Dr Eric Shepherd, a forensic psychologist, said national appeals for information always attract people who 'wanted to hurt or stitch someone up'. But he compared attention seekers to people who make false confessions. 'People mistakenly have narrow ideas about hoaxers, dismissing them as nutters, but they need not be psychologically ill,' he said.

'They can be people who are so deprived of attention that they would gain recognition even through notoriety. It is attention for attention's sake, a bit like streaking.

'There are also people who are simply unable to separate fact from fiction and actually believe they have committed the crime.'

According to Dr Barry Irving, director of the Police Foundation, motivation is complex and diverse. 'Malicious is a catch-all. It does not explain anything. Even if people are acting on jealousy or frustration they have reached an advanced stage of emotional disturbance.'

Dr Irving said hoaxers may be reliving a past personal trauma. People suffering from borderline psychriatric conditions could 'mug up' on all the details and become very convincing.

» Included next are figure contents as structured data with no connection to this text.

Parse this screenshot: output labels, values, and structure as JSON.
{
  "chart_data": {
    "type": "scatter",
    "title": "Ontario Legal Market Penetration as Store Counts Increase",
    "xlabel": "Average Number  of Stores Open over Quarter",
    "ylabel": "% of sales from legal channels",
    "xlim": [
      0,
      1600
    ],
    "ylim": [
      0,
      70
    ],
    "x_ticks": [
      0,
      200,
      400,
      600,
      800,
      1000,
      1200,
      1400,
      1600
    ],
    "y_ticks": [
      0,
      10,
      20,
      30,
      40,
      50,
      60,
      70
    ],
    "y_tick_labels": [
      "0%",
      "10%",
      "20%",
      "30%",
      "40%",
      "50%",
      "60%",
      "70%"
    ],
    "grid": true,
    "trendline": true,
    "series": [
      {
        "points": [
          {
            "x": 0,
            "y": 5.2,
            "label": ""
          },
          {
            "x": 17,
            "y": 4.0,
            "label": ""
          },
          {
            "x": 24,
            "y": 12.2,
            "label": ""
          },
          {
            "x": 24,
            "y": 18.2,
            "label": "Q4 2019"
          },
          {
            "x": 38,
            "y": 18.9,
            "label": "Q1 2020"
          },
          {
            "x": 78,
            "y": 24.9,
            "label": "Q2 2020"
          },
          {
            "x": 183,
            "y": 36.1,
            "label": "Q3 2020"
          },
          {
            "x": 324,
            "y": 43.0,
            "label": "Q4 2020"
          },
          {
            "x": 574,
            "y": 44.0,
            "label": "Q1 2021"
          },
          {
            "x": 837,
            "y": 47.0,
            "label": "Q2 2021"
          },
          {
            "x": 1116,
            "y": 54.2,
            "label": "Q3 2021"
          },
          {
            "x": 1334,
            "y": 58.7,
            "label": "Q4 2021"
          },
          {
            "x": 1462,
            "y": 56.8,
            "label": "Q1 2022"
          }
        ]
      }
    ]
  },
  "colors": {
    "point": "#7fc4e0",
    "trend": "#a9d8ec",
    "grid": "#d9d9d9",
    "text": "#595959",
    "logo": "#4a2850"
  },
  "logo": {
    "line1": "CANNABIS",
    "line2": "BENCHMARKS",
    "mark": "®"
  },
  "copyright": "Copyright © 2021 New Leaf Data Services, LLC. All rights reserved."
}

But the real problem for police, according to psychologists is not the presence of hoaxers, but officers' difficulties in distinguishing them from genuine callers. Police are caught in a dilemma. Every appeal for information brings a further flood of calls and the chance of more hoaxes to a system already choked by previous bogus lines. They worry the arrest of hoaxers might discourage genuine people, who may doubt the usefulness or veracity of their information, from calling.

Dr Irving said the 'information explosion' meant appeals now reached far more people and attracted more 'eccentric and pathological responses'. Without research into the problem and courses for officers on effective interviewing, police would continue to waste time on wild goose chases, or miss the crucial lead.